Hiss was shaken to his toes by this blast. Up to this time he had, not without considerable support from the press and from President Truman himself, tried to imply that the entire hearing was a “Republican plot” to smear the New Deal. Now for the first time, a Democrat had begun to question his story. Hiss reacted by counterattacking Hébert as hard as he could.

“It is difficult for me to control myself,” he exclaimed. “That you can sit there, Mr. Hébert, and say to me casually that you have heard that man and you have heard me and you just have no basis for judging which one is telling the truth. I don't think a judge determines the credibility of witnesses on that basis.”

But Hébert, not to be cowed, fired back: “I absolutely have an open mind and am trying to give you as fair a hearing as I could possibly give Chambers or yourself. The fact that Mr. Chambers is a self-confessed traitor . . . and a self-confessed former member of the Communist Party—has no bearing at all on the alleged facts that he has told . . .”

“Has no bearing on his credibility?” interrupted Hiss.

“No, because, Mr. Hiss, I recognize the fact that maybe my background is a little different from yours,” replied Hébert, who had been a New Orleans newspaper editor for many years. “But I do know police
methods, and you show me a good police force and I will show you the stool pigeon who turned them in. We have to have people like Chambers to come in and tell us. I am not giving Mr. Chambers any great credit for his previous life. I am trying to find out if he is reformed. Some of the greatest saints in history were pretty bad before they were saints. Are you going to take away their sainthood because of their previous lives? Are you not going to believe them after they have reformed? I don't care who gives the facts to me, whether a confessed liar, thief, or murderer—if it is facts. That is all I'm interested in.”

Hiss had a bear by the tail. He tried to change the subject. “I would like to raise a separate point,” he said. The real issue, he again insisted, was not whether Chambers knew him or he knew Chambers; it was whether he and Chambers had had the one particular conversation to which Chambers had testified.

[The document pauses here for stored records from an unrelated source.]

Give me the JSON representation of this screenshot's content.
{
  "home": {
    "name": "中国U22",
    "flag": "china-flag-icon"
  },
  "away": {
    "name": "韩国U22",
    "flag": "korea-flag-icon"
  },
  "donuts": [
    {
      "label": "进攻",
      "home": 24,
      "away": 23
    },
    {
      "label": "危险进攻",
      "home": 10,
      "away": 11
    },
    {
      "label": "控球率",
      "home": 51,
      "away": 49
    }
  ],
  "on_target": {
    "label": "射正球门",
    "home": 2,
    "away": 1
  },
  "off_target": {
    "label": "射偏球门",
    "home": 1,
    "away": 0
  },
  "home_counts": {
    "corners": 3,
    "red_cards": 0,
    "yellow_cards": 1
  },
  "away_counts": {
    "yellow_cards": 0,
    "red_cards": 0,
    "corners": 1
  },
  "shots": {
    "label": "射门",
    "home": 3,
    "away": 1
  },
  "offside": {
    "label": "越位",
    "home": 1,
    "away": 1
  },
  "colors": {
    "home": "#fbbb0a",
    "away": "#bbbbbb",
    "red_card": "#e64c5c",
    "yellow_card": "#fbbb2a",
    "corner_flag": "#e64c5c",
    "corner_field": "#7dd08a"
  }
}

I answered by saying, “If Chambers' credibility on the question of whether he knew you or not is destroyed, obviously you can see that this statement that he had a conversation with you and that you were a member of the Communist Party, which was made on the basis of this knowledge, would also be destroyed. And that is exactly the basis upon which this questioning is being conducted. If we prove that he is a perjurer on the basis of his testimony now, the necessity of going into the rest of the matter will be obviated.”

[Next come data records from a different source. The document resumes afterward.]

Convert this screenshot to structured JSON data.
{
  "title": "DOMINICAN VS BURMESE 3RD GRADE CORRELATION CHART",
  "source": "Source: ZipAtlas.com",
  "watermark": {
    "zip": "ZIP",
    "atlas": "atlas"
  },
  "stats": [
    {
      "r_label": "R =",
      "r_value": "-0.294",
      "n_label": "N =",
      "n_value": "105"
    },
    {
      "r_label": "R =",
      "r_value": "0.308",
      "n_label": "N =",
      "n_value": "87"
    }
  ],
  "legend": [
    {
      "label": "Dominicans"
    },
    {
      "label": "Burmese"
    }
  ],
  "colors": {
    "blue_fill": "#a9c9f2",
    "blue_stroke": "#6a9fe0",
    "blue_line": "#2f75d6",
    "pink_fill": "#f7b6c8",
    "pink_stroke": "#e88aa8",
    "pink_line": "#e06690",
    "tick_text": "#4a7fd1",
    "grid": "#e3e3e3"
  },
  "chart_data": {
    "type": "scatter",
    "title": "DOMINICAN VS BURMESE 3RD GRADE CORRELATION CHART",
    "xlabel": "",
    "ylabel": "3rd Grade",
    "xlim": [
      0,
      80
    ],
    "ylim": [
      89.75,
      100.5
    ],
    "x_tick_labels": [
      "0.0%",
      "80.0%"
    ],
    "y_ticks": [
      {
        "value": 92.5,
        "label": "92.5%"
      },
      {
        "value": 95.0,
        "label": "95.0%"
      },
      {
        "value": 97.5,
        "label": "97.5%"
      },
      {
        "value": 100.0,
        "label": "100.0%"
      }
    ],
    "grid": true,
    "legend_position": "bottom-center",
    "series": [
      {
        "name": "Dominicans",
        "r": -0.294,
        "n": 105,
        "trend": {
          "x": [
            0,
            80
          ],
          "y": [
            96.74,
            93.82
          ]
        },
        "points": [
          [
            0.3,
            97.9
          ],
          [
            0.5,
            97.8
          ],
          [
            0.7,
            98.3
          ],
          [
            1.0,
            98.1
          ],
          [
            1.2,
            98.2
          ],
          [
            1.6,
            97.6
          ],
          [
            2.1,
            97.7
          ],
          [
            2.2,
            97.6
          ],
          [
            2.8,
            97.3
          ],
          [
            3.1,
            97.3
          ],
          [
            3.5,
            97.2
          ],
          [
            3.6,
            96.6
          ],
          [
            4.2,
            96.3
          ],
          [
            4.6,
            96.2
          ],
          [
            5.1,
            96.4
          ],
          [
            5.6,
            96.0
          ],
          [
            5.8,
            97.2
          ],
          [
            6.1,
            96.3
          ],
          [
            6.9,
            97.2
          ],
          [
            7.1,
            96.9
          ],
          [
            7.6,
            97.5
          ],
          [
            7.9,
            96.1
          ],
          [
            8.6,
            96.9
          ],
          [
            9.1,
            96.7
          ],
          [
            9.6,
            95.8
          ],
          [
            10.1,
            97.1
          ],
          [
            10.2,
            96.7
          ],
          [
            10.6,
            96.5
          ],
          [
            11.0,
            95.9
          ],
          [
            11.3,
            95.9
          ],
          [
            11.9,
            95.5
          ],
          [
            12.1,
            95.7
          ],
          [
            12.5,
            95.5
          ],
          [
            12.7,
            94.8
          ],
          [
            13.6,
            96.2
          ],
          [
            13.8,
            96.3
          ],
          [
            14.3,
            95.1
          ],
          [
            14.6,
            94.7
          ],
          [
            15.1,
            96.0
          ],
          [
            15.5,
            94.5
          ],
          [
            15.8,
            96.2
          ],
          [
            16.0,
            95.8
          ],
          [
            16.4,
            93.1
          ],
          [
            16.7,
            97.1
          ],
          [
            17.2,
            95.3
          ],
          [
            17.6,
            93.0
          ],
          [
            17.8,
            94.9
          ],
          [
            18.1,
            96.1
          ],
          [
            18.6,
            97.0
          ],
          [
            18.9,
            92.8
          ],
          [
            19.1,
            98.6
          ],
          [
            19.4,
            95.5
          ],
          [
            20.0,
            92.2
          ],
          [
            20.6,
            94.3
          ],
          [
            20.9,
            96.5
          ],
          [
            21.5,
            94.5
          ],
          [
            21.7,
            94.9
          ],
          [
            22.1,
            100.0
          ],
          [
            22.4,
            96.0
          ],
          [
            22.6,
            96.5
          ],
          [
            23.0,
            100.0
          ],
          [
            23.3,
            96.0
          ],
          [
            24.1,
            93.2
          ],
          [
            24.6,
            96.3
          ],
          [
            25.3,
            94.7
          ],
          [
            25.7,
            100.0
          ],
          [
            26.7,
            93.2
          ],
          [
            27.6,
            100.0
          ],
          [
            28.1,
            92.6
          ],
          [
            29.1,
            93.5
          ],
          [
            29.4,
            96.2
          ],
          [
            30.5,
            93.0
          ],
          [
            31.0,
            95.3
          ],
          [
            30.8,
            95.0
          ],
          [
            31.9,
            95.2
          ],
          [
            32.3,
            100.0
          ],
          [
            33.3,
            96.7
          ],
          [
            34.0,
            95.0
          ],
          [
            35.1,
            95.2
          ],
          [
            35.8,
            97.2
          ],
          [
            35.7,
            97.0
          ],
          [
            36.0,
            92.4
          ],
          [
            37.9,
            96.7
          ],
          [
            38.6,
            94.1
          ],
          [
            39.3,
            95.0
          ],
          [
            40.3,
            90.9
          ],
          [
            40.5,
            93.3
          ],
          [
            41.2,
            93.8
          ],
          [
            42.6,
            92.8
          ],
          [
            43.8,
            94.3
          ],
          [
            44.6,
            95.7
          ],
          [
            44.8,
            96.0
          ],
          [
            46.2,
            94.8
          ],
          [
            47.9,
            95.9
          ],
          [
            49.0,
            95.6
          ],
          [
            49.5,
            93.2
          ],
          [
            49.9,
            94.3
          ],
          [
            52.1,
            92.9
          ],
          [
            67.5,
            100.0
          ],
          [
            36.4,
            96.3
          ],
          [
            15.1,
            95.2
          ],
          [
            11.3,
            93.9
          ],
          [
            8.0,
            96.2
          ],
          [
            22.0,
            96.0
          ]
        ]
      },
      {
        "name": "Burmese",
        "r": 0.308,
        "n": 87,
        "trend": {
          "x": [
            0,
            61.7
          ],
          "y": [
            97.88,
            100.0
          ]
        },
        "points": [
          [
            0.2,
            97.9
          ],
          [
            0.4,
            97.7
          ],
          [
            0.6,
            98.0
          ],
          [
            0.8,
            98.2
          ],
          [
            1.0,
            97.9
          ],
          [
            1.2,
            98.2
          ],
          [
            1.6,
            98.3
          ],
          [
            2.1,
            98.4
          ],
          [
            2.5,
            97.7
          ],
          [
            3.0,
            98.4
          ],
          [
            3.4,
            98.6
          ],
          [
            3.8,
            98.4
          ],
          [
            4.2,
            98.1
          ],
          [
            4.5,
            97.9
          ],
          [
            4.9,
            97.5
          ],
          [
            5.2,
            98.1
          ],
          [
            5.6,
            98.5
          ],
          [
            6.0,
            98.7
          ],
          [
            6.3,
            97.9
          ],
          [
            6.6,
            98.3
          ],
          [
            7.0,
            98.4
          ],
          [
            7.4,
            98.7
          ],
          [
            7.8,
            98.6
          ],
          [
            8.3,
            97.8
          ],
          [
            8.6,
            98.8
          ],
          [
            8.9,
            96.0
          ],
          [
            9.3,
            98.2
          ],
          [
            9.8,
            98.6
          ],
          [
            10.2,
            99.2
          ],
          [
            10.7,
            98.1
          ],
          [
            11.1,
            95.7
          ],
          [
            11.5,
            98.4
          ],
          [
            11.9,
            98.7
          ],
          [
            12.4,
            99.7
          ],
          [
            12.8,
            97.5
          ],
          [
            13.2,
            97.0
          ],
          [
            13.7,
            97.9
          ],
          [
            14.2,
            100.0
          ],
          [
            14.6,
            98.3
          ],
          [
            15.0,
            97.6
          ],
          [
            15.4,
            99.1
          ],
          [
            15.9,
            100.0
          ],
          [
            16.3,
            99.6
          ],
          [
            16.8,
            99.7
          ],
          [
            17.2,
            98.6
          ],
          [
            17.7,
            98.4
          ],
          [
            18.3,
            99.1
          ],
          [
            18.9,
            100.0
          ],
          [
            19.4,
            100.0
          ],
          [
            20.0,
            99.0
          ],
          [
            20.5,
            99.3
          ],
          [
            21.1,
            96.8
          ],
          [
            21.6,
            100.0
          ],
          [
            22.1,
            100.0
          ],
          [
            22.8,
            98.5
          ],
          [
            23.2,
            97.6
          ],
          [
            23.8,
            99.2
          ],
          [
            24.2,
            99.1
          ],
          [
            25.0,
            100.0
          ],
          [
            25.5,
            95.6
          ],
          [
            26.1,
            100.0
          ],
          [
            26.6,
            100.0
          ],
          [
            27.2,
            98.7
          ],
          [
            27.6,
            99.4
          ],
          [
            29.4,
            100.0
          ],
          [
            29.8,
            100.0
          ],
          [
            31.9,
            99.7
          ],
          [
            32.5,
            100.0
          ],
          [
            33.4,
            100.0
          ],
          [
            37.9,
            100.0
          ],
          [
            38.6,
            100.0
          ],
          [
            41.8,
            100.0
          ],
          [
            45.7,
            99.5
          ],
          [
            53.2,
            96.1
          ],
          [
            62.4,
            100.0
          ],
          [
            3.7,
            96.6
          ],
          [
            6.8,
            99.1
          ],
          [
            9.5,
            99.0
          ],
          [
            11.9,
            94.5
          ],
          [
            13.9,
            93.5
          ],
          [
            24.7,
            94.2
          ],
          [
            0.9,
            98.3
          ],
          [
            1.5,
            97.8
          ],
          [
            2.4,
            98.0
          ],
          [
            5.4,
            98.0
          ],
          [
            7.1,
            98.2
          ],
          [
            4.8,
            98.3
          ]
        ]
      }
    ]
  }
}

After a few more questions, I asked Chairman J. Parnell Thomas to declare a recess so that Hiss could phone his wife, Priscilla, and make arrangements for her to appear before the Committee.

Five minutes later, when Hiss returned to the Committee room, he was ready to talk. He said: “The name of the man I brought in—and he may have no relation to this whole nightmare—is a man named George Crosley. I met him when I was working for the Nye Committee. He was a writer. He hoped to sell articles to magazines about the munitions industry.”

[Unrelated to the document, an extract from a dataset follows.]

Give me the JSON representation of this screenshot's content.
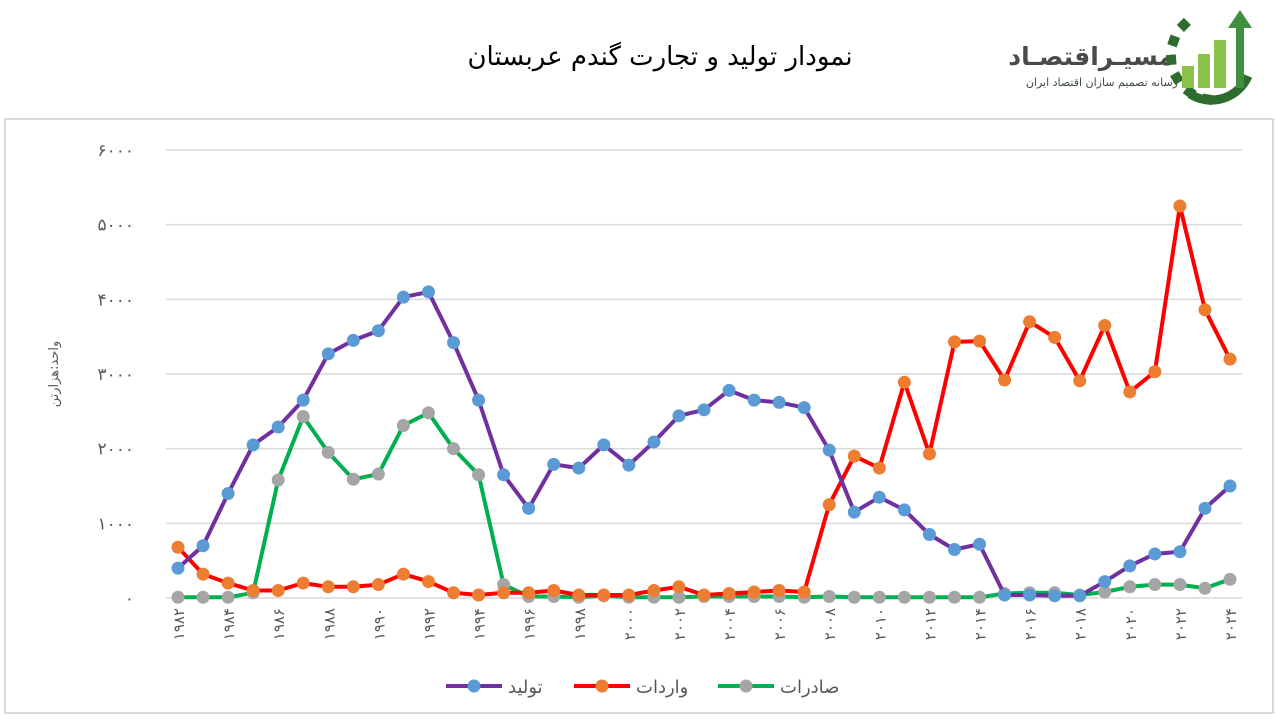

This man Crosley, he went on, had sublet his apartment on Twenty-eighth Street and had moved in with his wife and “one little baby.” “My recollection is that he spent several nights in my house because his furniture van was delayed. The apartment wasn't very expensive and I think I let him have it at exact cost.”

“His wife and he and little baby did spend several nights in the house with you?”

“This man Crosley, yes,” Hiss replied.

“Can you describe his wife?” I asked.

“Yes, he answered. “She was a rather strikingly dark person. Very strikingly dark.”

I was the only one in the room to whom that answer was significant. I had seen Esther Chambers and I knew that she was indeed strikingly dark.

Hiss insisted, however, that he could not say that Crosley and Chambers were one and the same person. He described Crosley as a “dead-beat” who stayed in the apartment during the summer months of 1935 and never paid any rent.

“What kind of automobile did that fellow have?” Stripling asked.